Daí as orientações práticas: consumir cru quando possível, cortar pouco antes de comer, cozinhar rápido e em pouca água, e evitar armazenamento longo.

Fontes alimentares concentradas

Alguns valores de referência por 100 g de alimento fresco, em ordem decrescente aproximada:

  • Acerola — a fonte mais concentrada disponível no Brasil, por larga margem;
  • Caju e goiaba;
  • Pimentão amarelo e vermelho;
  • Kiwi, mamão e morango;
  • Brócolis, couve e couve-de-bruxelas;
  • Laranja, limão e tangerina;
  • Tomate.

A laranja é a fonte mais lembrada, mas está longe de ser a mais concentrada. Pimentão cru e brócolis costumam superar frutas cítricas por grama.

IDR, teto de suplementação e o que o %VD diz

A IDR de vitamina C para adultos no Brasil é de 45 mg. O limite máximo em suplementos alimentares para adultos é de 1000 mg por dia.

Esses dois números não competem entre si. A IDR é a base de cálculo do %VD na tabela nutricional. O limite máximo é o teto regulatório da categoria de suplemento alimentar. Um produto de 1000 mg mostrará %VD muito acima de 100% simplesmente porque a IDR de referência é 45 mg.

O organismo não armazena vitamina C em grande quantidade. O excedente circulante é eliminado pela urina, o que explica por que a ingestão regular importa mais do que a dose isolada.

Vitamina C e ferro não-heme

Uma interação nutricional bem estabelecida: a vitamina C aumenta a absorção do ferro não-heme, presente em alimentos de origem vegetal. O ácido ascórbico reduz o ferro à forma ferrosa, mais absorvível no intestino. Na prática, isso é um argumento a favor de combinar, na mesma refeição, uma fonte vegetal de ferro com uma fonte de vitamina C.

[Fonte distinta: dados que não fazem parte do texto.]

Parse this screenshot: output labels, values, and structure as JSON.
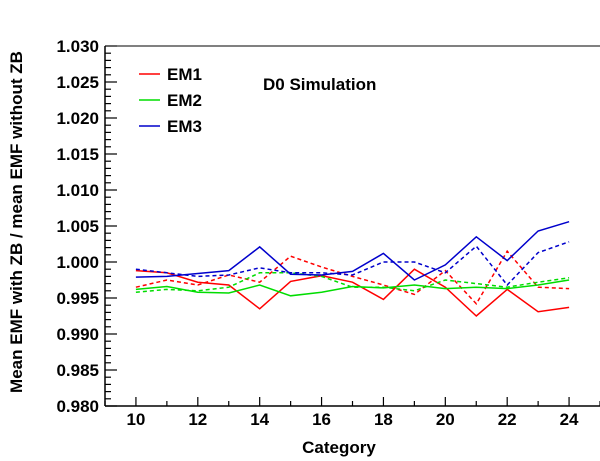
{
  "chart_data": {
    "type": "line",
    "annotation": "D0 Simulation",
    "xlabel": "Category",
    "ylabel": "Mean EMF with ZB / mean EMF without ZB",
    "xlim": [
      9,
      25
    ],
    "ylim": [
      0.98,
      1.03
    ],
    "xticks": [
      10,
      12,
      14,
      16,
      18,
      20,
      22,
      24
    ],
    "yticks": [
      0.98,
      0.985,
      0.99,
      0.995,
      1.0,
      1.005,
      1.01,
      1.015,
      1.02,
      1.025,
      1.03
    ],
    "ytick_labels": [
      "0.980",
      "0.985",
      "0.990",
      "0.995",
      "1.000",
      "1.005",
      "1.010",
      "1.015",
      "1.020",
      "1.025",
      "1.030"
    ],
    "legend_position": "top-left",
    "x": [
      10,
      11,
      12,
      13,
      14,
      15,
      16,
      17,
      18,
      19,
      20,
      21,
      22,
      23,
      24
    ],
    "series": [
      {
        "name": "EM1",
        "style": "solid",
        "color": "#ff0000",
        "values": [
          0.9988,
          0.9985,
          0.9972,
          0.9968,
          0.9935,
          0.9973,
          0.9981,
          0.9972,
          0.9948,
          0.999,
          0.9965,
          0.9925,
          0.9962,
          0.9931,
          0.9937
        ]
      },
      {
        "name": "",
        "style": "dashed",
        "color": "#ff0000",
        "values": [
          0.9965,
          0.9975,
          0.9968,
          0.9982,
          0.9972,
          1.0008,
          0.9993,
          0.998,
          0.9968,
          0.9955,
          0.9988,
          0.9942,
          1.0015,
          0.9965,
          0.9963
        ]
      },
      {
        "name": "EM2",
        "style": "solid",
        "color": "#00dd00",
        "values": [
          0.9962,
          0.9966,
          0.9958,
          0.9957,
          0.9968,
          0.9953,
          0.9958,
          0.9966,
          0.9964,
          0.9968,
          0.9963,
          0.9965,
          0.9963,
          0.9968,
          0.9975
        ]
      },
      {
        "name": "",
        "style": "dashed",
        "color": "#00dd00",
        "values": [
          0.9958,
          0.9962,
          0.996,
          0.9965,
          0.9985,
          0.9985,
          0.998,
          0.9965,
          0.9965,
          0.996,
          0.9975,
          0.997,
          0.9965,
          0.9972,
          0.9978
        ]
      },
      {
        "name": "EM3",
        "style": "solid",
        "color": "#0000cc",
        "values": [
          0.9979,
          0.998,
          0.9984,
          0.9988,
          1.0021,
          0.9983,
          0.9982,
          0.9987,
          1.0012,
          0.9975,
          0.9996,
          1.0035,
          1.0002,
          1.0043,
          1.0056
        ]
      },
      {
        "name": "",
        "style": "dashed",
        "color": "#0000cc",
        "values": [
          0.999,
          0.9985,
          0.998,
          0.9982,
          0.9992,
          0.9985,
          0.9985,
          0.9982,
          1.0,
          1.0,
          0.9985,
          1.0022,
          0.9968,
          1.0013,
          1.0028
        ]
      }
    ]
  }
}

Como ler a tabela nutricional de um suplemento

  1. Porção: quantos comprimidos ou cápsulas o fabricante considera uma porção.
  2. Quantidade por porção: em miligramas de vitamina C.
  3. Porções por embalagem: converte o frasco em dias de uso.
  4. %VD: calculado sobre 45 mg.
  5. Forma e apresentação: ácido ascórbico em liberação imediata ou em ação prolongada, comprimido revestido ou não.

Controle de qualidade FDC

A FDC opera laboratório próprio. O teor de vitaminas é verificado por cromatografia líquida de alta eficiência (HPLC) e os minerais por espectrometria de absorção atômica, com laudo por lote. A produção segue Boas Práticas de Fabricação (BPF) e os produtos são notificados na ANVISA. No caso da vitamina C, essa verificação importa especialmente: é um ativo que se degrada, e o teor precisa ser confirmado no lote, não presumido pela fórmula.

Orientação de uso

Siga o rótulo. A avaliação de necessidade e dose cabe a médico ou nutricionista.

Referências

BRASIL. Agência Nacional de Vigilância Sanitária. Instrução Normativa nº 28, de 26 de julho de 2018.

VANNUCCHI, H.; ROCHA, M. M. Ácido ascórbico (vitamina C). São Paulo: ILSI Brasil, 2012.

Suplemento alimentar. Não é medicamento. Não substitui uma alimentação variada e equilibrada nem estilo de vida saudável. Não diagnostica, trata, cura nem previne doenças. Consulte médico ou nutricionista.